Last night I was reading a book called Girls Poker Night by Jill A. Davis. It’s funny and heartbreaking because the heroine knows her flaws, but continues to make the same mistakes. I couldn’t tell if this woman was ever going to be brave enough to change. I’ve been a bit down in the dumps lately and I did not want to read a book with a depressing ending. So, I did something I never ever do; I flipped to the back of the book and read the ending. Spoiler alert: she gets her act together and finds love and happiness.

I’m sharing this story because when you are writing your screenplay or novel, it is important to understand the ​conventions of your genre​. Your audience not only expects the genre ​tropes​, they demand them. And when you don’t deliver, they get mad. This anger can translate into bad reviews, box office, and word of mouth. You do not want to disappoint your audience!

Most movies and books have happy endings. The lovers get together; the bad guys are caught; the wrongly accused get their justice. In the world of entertainment, tragedies are rare. The real world is hard, and that’s why entertainment thrives. It takes us away from our troubles.

When there is not a happy ending, audiences feel cheated. My mother still brings up LaLa Land at least once a month. How dare the filmmaker not let those two people end up together! It was a musical about a love affair, two genres which demand a happy ending.

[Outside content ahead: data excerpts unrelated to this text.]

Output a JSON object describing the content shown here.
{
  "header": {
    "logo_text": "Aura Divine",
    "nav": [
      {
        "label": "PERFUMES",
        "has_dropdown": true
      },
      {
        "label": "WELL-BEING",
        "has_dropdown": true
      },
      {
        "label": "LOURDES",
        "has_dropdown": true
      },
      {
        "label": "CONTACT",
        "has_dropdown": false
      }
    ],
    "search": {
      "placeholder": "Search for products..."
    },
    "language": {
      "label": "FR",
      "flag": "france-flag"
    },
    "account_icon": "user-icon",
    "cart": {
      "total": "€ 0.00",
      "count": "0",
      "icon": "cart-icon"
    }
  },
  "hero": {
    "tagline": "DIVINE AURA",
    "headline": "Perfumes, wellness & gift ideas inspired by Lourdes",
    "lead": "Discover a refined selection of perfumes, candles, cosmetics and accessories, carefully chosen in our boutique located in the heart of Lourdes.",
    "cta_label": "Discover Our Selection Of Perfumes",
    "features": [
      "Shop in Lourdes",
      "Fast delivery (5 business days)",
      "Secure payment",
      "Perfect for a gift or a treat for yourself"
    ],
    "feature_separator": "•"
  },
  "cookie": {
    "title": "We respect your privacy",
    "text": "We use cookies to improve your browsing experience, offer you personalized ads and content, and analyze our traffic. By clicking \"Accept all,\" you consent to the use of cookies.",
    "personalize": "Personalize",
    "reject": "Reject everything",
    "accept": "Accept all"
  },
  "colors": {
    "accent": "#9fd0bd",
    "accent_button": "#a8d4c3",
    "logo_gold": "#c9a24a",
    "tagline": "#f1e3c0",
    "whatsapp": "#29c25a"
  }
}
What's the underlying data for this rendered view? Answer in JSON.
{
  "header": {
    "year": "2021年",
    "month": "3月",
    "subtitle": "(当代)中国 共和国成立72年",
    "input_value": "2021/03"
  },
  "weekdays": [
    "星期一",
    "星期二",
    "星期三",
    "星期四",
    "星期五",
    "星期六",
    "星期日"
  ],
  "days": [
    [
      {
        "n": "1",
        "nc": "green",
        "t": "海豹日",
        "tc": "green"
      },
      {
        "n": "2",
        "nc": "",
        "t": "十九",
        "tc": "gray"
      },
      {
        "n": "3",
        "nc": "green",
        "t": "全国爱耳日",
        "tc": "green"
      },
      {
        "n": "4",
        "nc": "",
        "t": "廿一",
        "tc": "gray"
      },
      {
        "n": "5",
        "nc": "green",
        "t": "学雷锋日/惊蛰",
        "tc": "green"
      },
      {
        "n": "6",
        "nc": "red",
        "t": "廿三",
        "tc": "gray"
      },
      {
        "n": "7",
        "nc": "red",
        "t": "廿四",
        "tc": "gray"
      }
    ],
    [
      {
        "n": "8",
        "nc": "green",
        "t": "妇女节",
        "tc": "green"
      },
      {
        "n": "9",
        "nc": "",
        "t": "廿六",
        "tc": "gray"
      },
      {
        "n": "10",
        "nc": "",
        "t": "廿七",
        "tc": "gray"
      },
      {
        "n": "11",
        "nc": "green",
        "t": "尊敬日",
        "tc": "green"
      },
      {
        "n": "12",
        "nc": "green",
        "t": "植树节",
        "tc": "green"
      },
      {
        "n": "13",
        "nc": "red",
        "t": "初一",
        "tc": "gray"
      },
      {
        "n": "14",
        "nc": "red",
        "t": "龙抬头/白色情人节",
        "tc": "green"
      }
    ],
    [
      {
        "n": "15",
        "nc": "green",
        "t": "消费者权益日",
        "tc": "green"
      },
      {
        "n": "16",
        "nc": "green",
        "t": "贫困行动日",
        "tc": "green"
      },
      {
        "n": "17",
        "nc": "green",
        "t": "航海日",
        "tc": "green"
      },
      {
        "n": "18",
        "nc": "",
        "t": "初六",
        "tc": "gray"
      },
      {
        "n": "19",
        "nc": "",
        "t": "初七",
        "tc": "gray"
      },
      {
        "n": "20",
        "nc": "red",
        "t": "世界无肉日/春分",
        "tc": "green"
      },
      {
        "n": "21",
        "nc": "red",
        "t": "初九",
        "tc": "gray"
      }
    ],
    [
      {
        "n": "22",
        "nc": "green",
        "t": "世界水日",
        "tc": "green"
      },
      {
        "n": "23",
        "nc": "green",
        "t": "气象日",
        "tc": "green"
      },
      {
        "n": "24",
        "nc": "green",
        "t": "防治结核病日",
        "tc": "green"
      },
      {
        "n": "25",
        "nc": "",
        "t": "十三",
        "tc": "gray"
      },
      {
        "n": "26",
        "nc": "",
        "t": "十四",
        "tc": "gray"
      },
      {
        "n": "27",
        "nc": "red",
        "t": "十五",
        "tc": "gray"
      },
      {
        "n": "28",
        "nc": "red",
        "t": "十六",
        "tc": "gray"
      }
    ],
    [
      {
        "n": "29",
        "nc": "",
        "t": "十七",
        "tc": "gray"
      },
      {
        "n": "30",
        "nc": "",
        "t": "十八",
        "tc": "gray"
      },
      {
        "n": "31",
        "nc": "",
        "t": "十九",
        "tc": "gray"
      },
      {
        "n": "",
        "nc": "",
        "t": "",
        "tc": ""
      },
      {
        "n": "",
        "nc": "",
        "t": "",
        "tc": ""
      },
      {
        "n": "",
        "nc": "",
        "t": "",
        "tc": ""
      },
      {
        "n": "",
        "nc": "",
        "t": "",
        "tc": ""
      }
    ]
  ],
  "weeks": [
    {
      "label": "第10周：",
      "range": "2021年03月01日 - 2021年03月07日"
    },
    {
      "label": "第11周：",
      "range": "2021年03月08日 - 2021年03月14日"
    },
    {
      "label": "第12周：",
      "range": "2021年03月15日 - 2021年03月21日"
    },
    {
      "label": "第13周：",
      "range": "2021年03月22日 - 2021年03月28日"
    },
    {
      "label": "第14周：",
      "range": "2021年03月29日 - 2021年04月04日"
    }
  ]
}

The threat of an unhappy ending keeps us turning pages . But an actual tragedy happening to characters that we have come to know and love can be what I call story traumatizing. Titanic is 20 plus years old and people still argue that ​Jack could have lived​. There was room on that door! In my opinion, that movie would have been just as powerful if he had lived because the two lovers beat incredible odds to stay together and survive.

There’s even hope in horror movies. In slasher films, we know going in that most of the characters are going to die. But we also know somebody’s going to live (​the Final Girl trope​).

Happy endings never take away the nail-biting suspense from a well-told story. We know it’s all going to work out in the end, but the suspense that it may not keeps us watching. The bomb will get diffused. The lovers will get together. The evil empire will fall. We care so much about the characters we keep watching and we keep reading to make sure that everything turns out okay in the end.

Happy endings are important because we’re making entertainment, not documentaries. We’re helping people escape from the real world and the pressures of daily life. So, the next time you’re feeling arty and you want to kill off one of your main characters, think long and hard. Is this really serving your story? Is this going to make your audience angry? Instead of a fan, are you creating a true hater who will never watch or read anything you produce ever again? Embrace your genre. Embrace the happy ending and trust your audience to enjoy the ride.